One of the objectives spelt out in the constitution of the party is that voting rights should be given to those who have completed 14 years. Explains J. P. Russell Ravana, General secretary of the new party: At 14, boys and girls are very rational and free from blind beliefs. They are quite aware and cannot be fooled by the dirty tricks of our political leaders. So the minimum age of voting should be 14. It would revolutionise the role of the electorate. Besides, if my grandmother, who is illiterate and ignorant, can participate in the democratic process why can't a 14-year-old, who is educated and aware?"
Some revolutionary aims of the party are working towards a world government, elimination of national armies, integration of national economies into a global economy with a single global currency 'Globo' on the model of 'Euro'.
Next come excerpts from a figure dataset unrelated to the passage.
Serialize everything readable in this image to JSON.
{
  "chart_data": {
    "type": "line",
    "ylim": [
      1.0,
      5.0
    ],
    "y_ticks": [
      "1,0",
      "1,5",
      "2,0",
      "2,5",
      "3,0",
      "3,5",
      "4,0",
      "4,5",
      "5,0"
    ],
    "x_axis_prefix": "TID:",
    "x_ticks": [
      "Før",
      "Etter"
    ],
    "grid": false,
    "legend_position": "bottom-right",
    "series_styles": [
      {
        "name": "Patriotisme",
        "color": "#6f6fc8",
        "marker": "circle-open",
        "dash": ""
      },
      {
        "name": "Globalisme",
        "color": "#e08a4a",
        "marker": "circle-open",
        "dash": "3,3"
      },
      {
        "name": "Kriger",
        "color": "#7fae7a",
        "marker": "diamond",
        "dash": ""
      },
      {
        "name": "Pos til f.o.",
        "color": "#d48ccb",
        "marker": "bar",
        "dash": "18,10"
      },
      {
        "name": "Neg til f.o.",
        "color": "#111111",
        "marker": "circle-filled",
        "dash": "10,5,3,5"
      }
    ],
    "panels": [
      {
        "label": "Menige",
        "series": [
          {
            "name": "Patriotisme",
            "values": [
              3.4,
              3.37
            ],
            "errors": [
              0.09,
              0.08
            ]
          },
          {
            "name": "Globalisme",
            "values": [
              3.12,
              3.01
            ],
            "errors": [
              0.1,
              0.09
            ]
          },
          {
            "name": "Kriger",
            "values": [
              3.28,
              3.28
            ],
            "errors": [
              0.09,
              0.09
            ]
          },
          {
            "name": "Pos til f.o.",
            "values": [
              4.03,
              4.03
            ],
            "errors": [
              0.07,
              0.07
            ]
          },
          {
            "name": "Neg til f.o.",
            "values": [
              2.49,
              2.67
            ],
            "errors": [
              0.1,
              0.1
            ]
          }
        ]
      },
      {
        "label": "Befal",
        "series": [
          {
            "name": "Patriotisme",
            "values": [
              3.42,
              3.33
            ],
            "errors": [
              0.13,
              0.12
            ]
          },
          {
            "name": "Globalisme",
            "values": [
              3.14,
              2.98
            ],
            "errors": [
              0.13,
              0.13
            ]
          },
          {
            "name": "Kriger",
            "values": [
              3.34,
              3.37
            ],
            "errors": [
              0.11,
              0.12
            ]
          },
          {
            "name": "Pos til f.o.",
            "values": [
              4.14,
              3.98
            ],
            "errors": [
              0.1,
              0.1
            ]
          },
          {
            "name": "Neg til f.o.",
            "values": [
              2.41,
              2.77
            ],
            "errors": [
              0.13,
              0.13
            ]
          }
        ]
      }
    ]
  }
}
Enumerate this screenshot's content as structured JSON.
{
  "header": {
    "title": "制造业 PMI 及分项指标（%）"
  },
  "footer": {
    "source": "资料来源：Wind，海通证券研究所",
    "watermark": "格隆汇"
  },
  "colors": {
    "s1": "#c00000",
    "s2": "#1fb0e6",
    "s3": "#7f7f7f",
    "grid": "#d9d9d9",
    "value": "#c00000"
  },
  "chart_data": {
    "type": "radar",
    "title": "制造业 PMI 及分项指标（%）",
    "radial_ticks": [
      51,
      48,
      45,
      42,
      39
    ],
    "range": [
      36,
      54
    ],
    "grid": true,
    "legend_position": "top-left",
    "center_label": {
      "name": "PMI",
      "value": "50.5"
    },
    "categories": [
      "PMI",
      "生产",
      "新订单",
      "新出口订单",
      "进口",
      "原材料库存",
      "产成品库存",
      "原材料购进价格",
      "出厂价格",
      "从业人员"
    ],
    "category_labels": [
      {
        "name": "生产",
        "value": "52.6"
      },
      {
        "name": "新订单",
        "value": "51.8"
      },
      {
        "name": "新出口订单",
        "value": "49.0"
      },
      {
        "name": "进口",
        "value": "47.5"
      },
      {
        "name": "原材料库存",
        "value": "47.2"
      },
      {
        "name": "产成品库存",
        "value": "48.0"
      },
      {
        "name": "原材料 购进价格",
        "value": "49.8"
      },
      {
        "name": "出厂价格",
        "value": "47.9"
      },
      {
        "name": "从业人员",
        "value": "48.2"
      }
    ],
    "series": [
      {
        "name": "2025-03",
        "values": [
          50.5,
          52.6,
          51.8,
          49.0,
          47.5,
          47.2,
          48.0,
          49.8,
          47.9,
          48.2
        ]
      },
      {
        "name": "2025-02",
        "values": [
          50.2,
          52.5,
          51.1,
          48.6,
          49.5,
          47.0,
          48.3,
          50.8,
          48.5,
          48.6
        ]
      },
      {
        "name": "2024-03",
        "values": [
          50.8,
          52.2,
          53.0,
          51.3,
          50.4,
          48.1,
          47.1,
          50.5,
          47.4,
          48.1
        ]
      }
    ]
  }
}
Respecting women is high on the agenda. "When a man falls in love with a woman he also respects her. That respect has to last and be there in all fields. It is not force that is the basis of the state and Thomas Hill had said that years ago," asserts Ramachandra, who is quite a constitutional expert. He feels that there are a lot of good things in our Constitution but they are never focussed on or implemented. The Directive Principles are a case in point. Ramachandra was victimised by the government when he opposed Ganesh Puja in his college in Kalahandi. He felt it went against Article 28 of the Constitution, which says no religious instruction should be given in a state-funded educational institution.
Is he not afraid of a backlash? "I am not afraid. I know in politics we might be attacked. But our weapon is love," he says.
What could be the election symbol of such a party. "We've asked for a handshake. If we don't get that we will plead for a kettle or broom as they stand for purity of character and cleanliness, respectively," informs Ramachandra, who always wears a green hat as a symbol of peace, love and green-globalism.